I second the opinion that Kaldi is more advanced, but it is also way, way more complicated to do anything with a custom dataset. There are a few examples of decoding with existing models though, so maybe that is a start. These lectures may help: http://www.danielpovey.com/kaldi-lectures.html
Can't help w/ pocketsphinx, but do work w/ transcription sync, where accuracy depends on source. Goog/tube ASR is above 90%, at least where well-recorded people speak evenly paced with minimal accent. Otherwise, where vocals are hard to hear, ASR isn't good enough. Human corrected transcripts cost $1/minute today, and will 10x more affordable soon.
Nice! I started making a python radio that used pydub and transcribed text (just like this) from different sources few years ago, but abandoned it prematurely. I'll look at your code, hopefully will kickstart it again! Thanks!
https://bitbucket.org/jaideepsingh/isodi/
It would be handy as a starting point for ADR, automated dialog replacement. In films you don't always get what you want in production sound - maybe a plane was flying overhead as the sun was setting on the last day that your Famous Actress was available, so you make the most of the visual opportunities and accept the inadequate sound. Then You bring the actors back to a recording studio later and have them re-read their lines. On large films, a lot of dialog that you hear in the final version is recorded this way, as much as 50% in action movies (because you have all this noisy equipement going on around the set, and getting good quality sound recordings always has a lower priority. On indie films there's more location shooting and smaller post-production budgets, so you aim to minimize adr requirements, to 0% if at all possible.
Actors hate doing ADR and it's time-consuming and annoying for editors.
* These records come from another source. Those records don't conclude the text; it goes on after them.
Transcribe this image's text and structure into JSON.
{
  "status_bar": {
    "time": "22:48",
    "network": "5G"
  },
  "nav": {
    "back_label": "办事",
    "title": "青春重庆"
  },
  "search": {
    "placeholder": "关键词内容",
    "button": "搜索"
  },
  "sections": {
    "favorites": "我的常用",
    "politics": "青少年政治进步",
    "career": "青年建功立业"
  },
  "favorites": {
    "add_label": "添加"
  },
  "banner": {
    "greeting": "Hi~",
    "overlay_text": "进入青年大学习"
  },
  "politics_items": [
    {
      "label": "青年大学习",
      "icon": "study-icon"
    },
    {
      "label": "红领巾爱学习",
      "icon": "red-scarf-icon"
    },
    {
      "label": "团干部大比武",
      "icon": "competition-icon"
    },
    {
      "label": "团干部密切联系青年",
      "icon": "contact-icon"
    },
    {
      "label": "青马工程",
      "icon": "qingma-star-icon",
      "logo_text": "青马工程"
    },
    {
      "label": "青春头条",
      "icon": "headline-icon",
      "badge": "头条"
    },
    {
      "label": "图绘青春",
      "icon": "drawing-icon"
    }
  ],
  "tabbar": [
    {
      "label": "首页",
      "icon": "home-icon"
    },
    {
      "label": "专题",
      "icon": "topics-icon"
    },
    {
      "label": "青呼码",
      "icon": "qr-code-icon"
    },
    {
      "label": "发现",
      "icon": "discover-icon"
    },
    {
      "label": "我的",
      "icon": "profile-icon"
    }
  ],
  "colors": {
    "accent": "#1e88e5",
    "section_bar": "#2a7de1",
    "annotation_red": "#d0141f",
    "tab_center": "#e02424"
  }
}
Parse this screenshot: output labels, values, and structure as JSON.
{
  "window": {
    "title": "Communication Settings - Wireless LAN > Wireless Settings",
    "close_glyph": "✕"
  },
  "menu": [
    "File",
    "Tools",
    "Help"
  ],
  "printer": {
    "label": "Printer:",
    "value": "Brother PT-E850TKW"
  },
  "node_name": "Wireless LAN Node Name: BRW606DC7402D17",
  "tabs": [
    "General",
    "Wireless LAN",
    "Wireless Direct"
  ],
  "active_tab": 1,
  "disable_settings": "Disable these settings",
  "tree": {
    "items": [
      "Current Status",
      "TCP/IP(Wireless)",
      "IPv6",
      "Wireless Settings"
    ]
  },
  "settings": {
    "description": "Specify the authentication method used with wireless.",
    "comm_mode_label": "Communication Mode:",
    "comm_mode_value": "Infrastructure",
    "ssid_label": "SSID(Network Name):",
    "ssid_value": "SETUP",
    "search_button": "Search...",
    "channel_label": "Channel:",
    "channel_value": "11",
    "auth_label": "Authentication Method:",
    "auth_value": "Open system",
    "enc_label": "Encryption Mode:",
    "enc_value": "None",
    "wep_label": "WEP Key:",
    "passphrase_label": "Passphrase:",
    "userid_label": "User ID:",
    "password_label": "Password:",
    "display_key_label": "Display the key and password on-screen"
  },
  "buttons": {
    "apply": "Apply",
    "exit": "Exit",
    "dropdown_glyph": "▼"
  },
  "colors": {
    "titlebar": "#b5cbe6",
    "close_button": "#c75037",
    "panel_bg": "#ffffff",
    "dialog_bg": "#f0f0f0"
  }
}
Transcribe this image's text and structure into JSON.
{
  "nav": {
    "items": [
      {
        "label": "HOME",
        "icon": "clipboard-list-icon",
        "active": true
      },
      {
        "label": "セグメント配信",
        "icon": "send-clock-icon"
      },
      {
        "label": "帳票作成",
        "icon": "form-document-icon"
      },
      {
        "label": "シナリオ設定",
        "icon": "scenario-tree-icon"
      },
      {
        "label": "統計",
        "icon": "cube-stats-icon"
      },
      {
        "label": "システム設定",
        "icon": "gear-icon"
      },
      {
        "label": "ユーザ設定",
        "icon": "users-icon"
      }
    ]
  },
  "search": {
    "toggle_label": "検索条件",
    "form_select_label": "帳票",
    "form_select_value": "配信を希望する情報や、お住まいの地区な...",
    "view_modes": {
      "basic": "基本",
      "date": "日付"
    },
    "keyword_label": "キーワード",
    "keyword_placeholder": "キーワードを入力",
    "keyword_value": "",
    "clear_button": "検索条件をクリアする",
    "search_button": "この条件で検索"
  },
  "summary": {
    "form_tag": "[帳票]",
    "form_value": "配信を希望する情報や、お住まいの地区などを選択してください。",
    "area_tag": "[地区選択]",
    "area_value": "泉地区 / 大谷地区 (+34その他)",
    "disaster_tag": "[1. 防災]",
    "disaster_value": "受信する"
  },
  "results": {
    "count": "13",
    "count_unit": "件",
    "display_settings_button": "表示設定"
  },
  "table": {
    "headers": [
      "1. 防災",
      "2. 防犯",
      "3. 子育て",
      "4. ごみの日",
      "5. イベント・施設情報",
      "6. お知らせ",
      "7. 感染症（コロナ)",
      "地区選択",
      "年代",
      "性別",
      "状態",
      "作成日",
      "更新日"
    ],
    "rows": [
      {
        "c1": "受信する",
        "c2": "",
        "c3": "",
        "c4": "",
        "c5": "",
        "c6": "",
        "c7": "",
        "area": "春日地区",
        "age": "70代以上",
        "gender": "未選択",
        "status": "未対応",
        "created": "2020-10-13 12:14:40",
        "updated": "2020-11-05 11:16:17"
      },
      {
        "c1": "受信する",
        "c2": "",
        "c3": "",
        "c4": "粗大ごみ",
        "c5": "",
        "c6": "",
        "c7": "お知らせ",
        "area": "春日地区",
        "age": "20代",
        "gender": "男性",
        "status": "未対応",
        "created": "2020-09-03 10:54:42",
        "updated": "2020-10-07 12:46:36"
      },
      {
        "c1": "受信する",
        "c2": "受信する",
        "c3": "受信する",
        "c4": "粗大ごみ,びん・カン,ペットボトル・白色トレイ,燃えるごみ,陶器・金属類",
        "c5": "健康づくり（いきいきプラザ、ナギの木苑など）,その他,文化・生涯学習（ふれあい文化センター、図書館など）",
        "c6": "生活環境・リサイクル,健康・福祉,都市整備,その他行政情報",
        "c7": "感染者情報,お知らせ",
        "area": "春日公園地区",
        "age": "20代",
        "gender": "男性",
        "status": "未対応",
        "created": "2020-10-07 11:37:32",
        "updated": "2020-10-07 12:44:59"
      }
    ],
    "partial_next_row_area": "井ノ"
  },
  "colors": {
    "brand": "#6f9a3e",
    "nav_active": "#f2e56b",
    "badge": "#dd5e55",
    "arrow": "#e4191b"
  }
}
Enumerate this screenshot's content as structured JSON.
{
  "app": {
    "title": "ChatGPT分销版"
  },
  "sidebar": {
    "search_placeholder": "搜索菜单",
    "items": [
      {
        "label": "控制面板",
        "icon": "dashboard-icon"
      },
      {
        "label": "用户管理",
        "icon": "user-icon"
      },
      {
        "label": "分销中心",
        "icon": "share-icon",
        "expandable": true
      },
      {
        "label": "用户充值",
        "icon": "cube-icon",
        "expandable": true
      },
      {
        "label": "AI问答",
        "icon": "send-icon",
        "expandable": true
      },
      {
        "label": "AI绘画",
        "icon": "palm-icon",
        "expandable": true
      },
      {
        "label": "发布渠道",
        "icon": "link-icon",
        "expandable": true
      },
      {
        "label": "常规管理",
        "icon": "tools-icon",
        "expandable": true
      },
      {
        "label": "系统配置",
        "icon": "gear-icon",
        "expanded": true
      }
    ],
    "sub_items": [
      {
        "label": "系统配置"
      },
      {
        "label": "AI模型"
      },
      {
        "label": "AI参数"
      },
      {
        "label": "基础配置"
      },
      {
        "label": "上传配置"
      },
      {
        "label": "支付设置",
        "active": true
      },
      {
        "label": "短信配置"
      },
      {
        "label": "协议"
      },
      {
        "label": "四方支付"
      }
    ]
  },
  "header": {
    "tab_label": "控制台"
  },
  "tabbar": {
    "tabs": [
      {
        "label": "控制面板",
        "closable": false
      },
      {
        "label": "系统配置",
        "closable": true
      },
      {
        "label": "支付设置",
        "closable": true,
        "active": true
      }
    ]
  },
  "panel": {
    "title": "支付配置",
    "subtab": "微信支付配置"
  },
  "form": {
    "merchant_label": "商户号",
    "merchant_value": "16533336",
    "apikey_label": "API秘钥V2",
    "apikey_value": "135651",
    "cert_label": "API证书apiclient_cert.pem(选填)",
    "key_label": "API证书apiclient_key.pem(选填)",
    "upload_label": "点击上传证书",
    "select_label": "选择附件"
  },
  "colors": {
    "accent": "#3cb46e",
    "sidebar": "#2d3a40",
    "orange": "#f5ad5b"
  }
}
This wouldn't automatically solve the problem because you wouldn't have a good match between dialog recorded in different acoustic environments, but it does have the potential to save a lot of grunt work, especially for background dialog where you can compromise on quality a bit.
Also, in post-production you often find yourself wanting to edit just one or two words in a scene and you'd rather not bring the actor back for such a small problem, so you look for other scenes and other takes of the same scene where the same word or syllable appears, and do a little cut-and-paste and blending, the audio equivalent of photoshop retouching. It would be very useful for that.